Ed Bott - Windows 10 Support Secrets

37 CHAPTER 3 | Staying secure For accounts that are tied to online services, you can configure an additional layer of security called multifactor authentication or, more commonly, two-factor authentication (2FA). With 2FA turned on, you set up a trusted device, such as a smartphone, typically by signing in to the service, scanning a barcode, and entering a code on that device to prove that it belongs to you. If you sign in to Windows using a Microsoft account, you can turn on 2FA by visiting https://account.live.com/proofs/ , typing your password, and then choosing the Two-Step Verification option. This makes it possible for you to receive security codes via email, text message, or an authenticator app. With that first step out of the way, any attempt to sign in on an unrecognized device using that account requires that you enter the password and then provide an additional secret code from the trusted device. This can be received as a text message or generated by an authenticator app on the device. For a Microsoft account, you can have a notification request sent to your device, as shown in Figure 3-1. Figure 3-1: Select the check box here if you’re setting up a new PC and you want to add it to your list of trusted devices.
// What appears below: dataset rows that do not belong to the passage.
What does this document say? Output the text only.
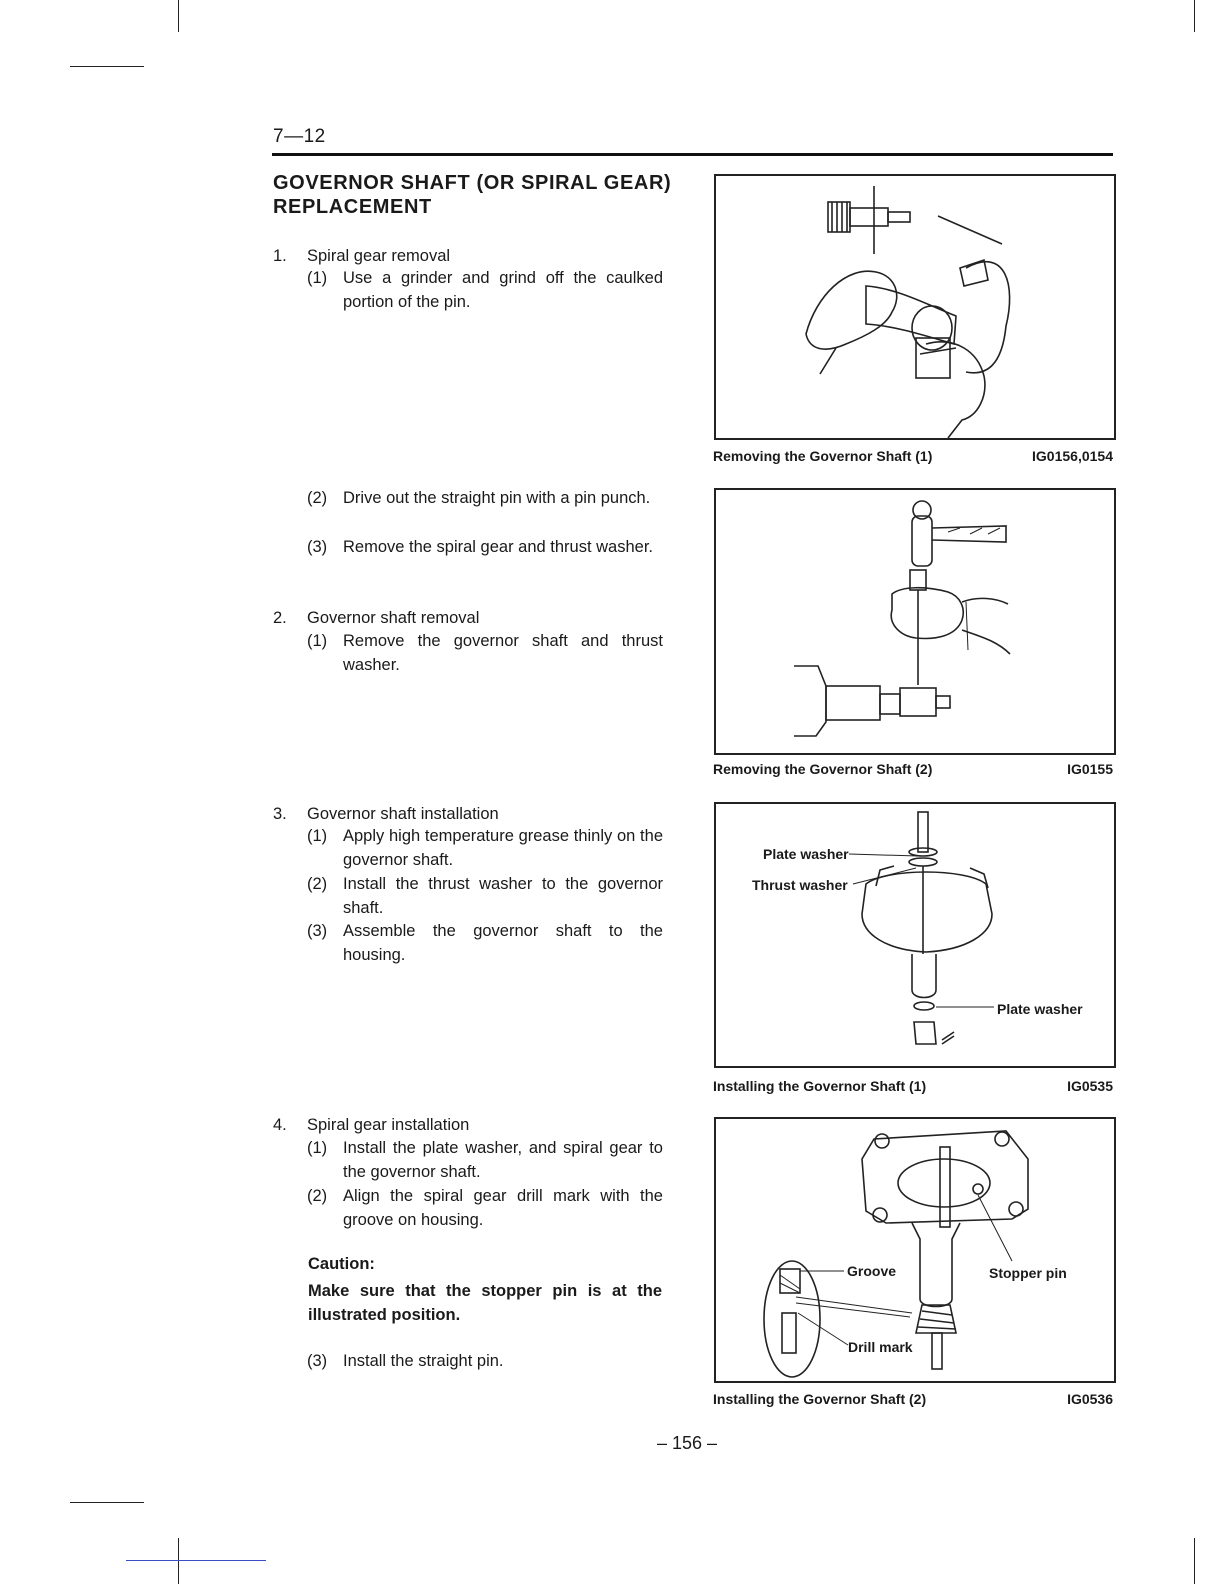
7—12
GOVERNOR SHAFT (OR SPIRAL GEAR) REPLACEMENT
1. Spiral gear removal
(1) Use a grinder and grind off the caulked portion of the pin.
(2) Drive out the straight pin with a pin punch.
(3) Remove the spiral gear and thrust washer.
2. Governor shaft removal
(1) Remove the governor shaft and thrust washer.
3. Governor shaft installation
(1) Apply high temperature grease thinly on the governor shaft.
(2) Install the thrust washer to the governor shaft.
(3) Assemble the governor shaft to the housing.
4. Spiral gear installation
(1) Install the plate washer, and spiral gear to the governor shaft.
(2) Align the spiral gear drill mark with the groove on housing.
Caution:
Make sure that the stopper pin is at the illustrated position.
(3) Install the straight pin.
Removing the Governor Shaft (1)	IG0156,0154
Removing the Governor Shaft (2)	IG0155
Plate washer
Thrust washer
Plate washer
Installing the Governor Shaft (1)	IG0535
Groove	Stopper pin
Drill mark
Installing the Governor Shaft (2)	IG0536
– 156 –
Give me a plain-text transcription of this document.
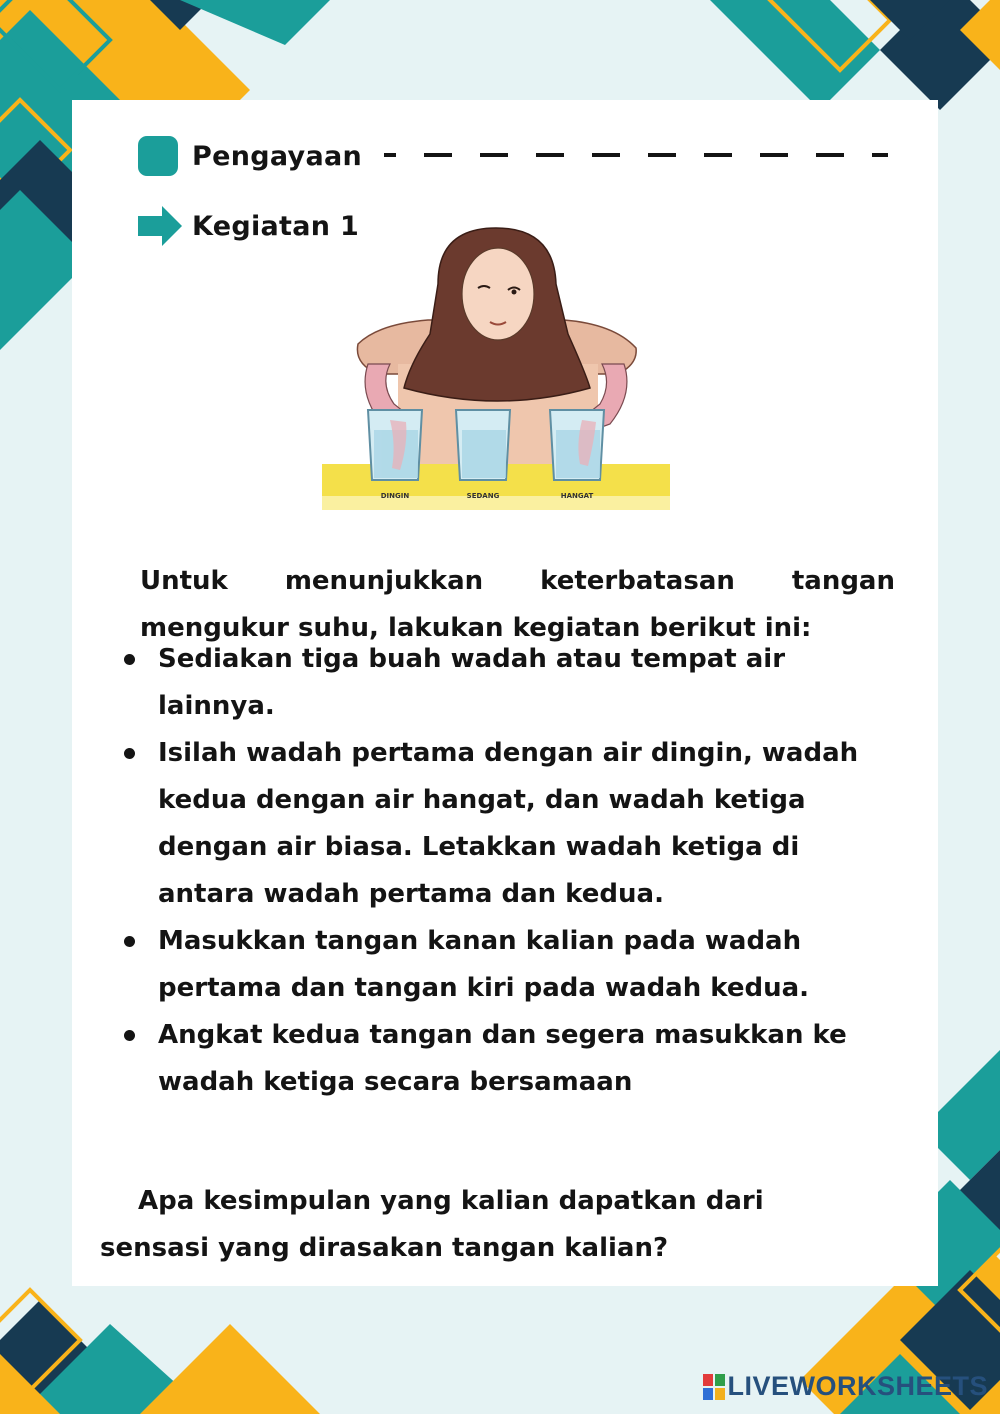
Pengayaan
Kegiatan 1
DINGIN	SEDANG	HANGAT

Untuk menunjukkan keterbatasan tangan mengukur suhu, lakukan kegiatan berikut ini:

Sediakan tiga buah wadah atau tempat air lainnya.
Isilah wadah pertama dengan air dingin, wadah kedua dengan air hangat, dan wadah ketiga dengan air biasa. Letakkan wadah ketiga di antara wadah pertama dan kedua.
Masukkan tangan kanan kalian pada wadah pertama dan tangan kiri pada wadah kedua.
Angkat kedua tangan dan segera masukkan ke wadah ketiga secara bersamaan

Apa kesimpulan yang kalian dapatkan dari sensasi yang dirasakan tangan kalian?

LIVEWORKSHEETS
Leave that check box cleared if you’re using a borrowed or untrusted PC. You can choose from multiple authenticator apps, which all follow an open standard for generating one-time passwords that use a shared cryptographic key and are time-based. Microsoft offers an Authenticator app for Windows Phone and a separate Microsoft Account app for Android devices; both are free. If you have an iPhone, you can use the Google Authenticator app or a third-party alternative. Figure 3-2 shows what the security request from the previous figure looks like when sent to the Microsoft Account app on an Android phone.